Benjamin Hermann
Le lieu commun de Benjamin Hermann | Les partis qui annoncent leurs préférences avant les élections, est-ce bien ou mal?
Les partis politiques l’affirment tous, avant les élections: «Laissons d’abord l’électeur s’exprimer» avant d’imaginer des coalitions. Dans le même temps, la plupart affichent leurs préférences. Ce qui n’est pas nécessairement problématique.
«S’il est possible de contourner le MR en Wallonie, je n’hésiterai pas une seconde à le proposer à l’assemblée générale d’Ecolo», déclarait le coprésident Jean-Marc Nollet, il y a quelques jours, sur le plateau de la RTBF.
«Tout dépend des résultats, mais si on pouvait choisir, j’ai toujours dit que l’Olivier pour la Wallonie était la coalition la plus naturelle», prévenait récemment Paul Magnette dans La Libre. Le président du PS, qui répète que sa préférence irait à une coalition «la plus progressiste possible», privilégie donc une alliance avec Ecolo et Les Engagés.
Le président du MR aimerait beaucoup que se forme «une majorité la plus au centre droit possible», comme il l’a dit à plusieurs reprises. Georges-Louis Bouchez s’est aussi exprimé aux côtés de Sammy Mahdi, président du CD&V, pour affirmer qu’ils se verraient bien gouverner ensemble, «pour contrer l’axe PS/N-VA» qui se dessine. Un axe qui n’existe pas, selon les nationalistes flamands et les socialistes francophones, dont le président répète également que les programmes socioéconomiques du MR et de la N-VA, «c’est chou vert et vert chou».
Le président de la N-VA, lui, privilégie un zakenkabinet, un cabinet d’affaires, sorte de gouvernement fédéral réduit à sa plus simple expression, destiné à gérer pendant que l’institutionnel se négocie en parallèle.
Certains, à l’instar du président de la FGTB, Thierry Bodson, rêvent d’une coalition PS-Ecolo-PTB, pendant que d’autres espèrent ou redoutent de voir la N-VA s’associer avec le Vlaams Belang.
Les élections n’ont pas encore eu lieu, mais on s’adonne volontiers à ce petit jeu qui consiste à déceler des axes par-ci, des accords préélectoraux par-là. En ajoutant toujours l’indispensable précaution oratoire: «Laissons d’abord l’électeur s’exprimer.»
Ces soupçons réapparaissent lors de chaque scrutin. Ils relèvent au moins autant de la stratégie de campagne que de l’existence effective de telles alliances.
Il est assez rare au final que des choix soient posés, a priori, en toute transparence.
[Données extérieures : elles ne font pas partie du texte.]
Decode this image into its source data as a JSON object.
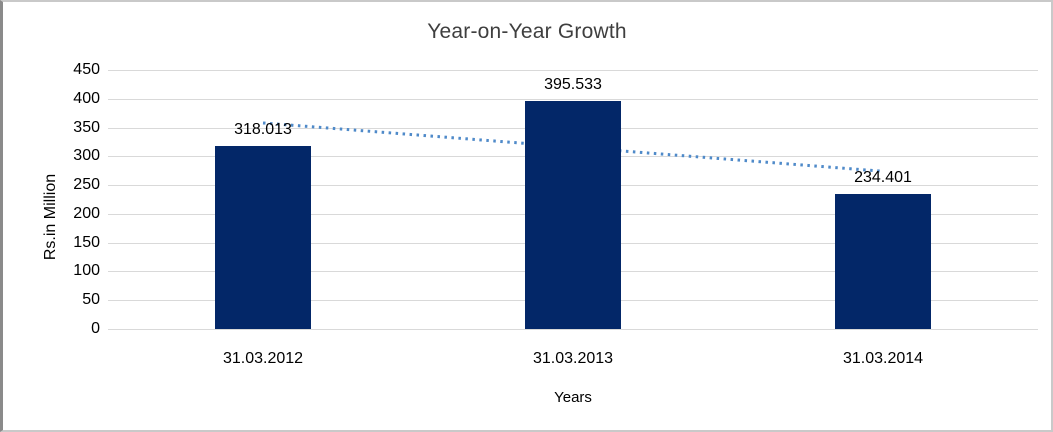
{
  "chart_data": {
    "type": "bar",
    "title": "Year-on-Year Growth",
    "xlabel": "Years",
    "ylabel": "Rs.in Million",
    "categories": [
      "31.03.2012",
      "31.03.2013",
      "31.03.2014"
    ],
    "values": [
      318.013,
      395.533,
      234.401
    ],
    "value_labels": [
      "318.013",
      "395.533",
      "234.401"
    ],
    "ylim": [
      0,
      450
    ],
    "yticks": [
      0,
      50,
      100,
      150,
      200,
      250,
      300,
      350,
      400,
      450
    ],
    "grid": true,
    "legend": "none",
    "trendline": {
      "type": "linear",
      "style": "dotted",
      "start_value": 358,
      "end_value": 274
    },
    "colors": {
      "bar": "#032768",
      "trendline": "#4f8ac9",
      "gridline": "#d9d9d9",
      "title_text": "#3f3f3f",
      "axis_text": "#000000",
      "frame_border": "#c9c9c9",
      "frame_border_left": "#8a8a8a",
      "background": "#ffffff"
    }
  }
}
En 2009, Elio Di Rupo avait surpris tout le monde, quelques jours avant les élections, en refusant de gouverner avec le MR de Didier Reynders, quels que soient les résultats. Aujourd’hui, quelques exclusives existent bien, à l’égard du PTB ou du Vlaams Belang essentiellement.
S’entendre avant les élections n’est pas incriminable. L’électeur peut voter en connaissance de cause.
Hormis cela, afficher ses préférences n’engage pas à grand-chose, puisque les partis dépendent quand même, accessoirement, du résultat des élections. Dévoiler ses atomes crochus a peut-être un certain sens dans les entités fédérées, mais moins dans la perspective d’une coalition fédérale, où les chances sont grandes de voir encore s’associer un grand nombre de partis.
S’entendre avant les élections n’est pas nécessairement incriminable, au demeurant. L’électeur peut voter en connaissance de cause, il dispose d’informations supplémentaires.
En 2017, le CDH avait mis sur la table la possibilité pour les électeurs de choisir, outre leur vote, la coalition qu’ils privilégient. Des idées similaires avait déjà émergé dans les années 1990, au sein d’autres partis. Difficiles à mettre en place techniquement et juridiquement, elles n’ont pas abouti. Mais elles avaient le mérite d’aborder un des sujets qui suscitent de la suspicion à chaque scrutin, voire un sentiment de confiscation auprès des électeurs.
De ce point de vue, dévoiler ses cartes en toute transparence, plutôt que feindre de ne pas en avoir, pourrait aussi constituer une plus grande marque de respect envers les électeurs.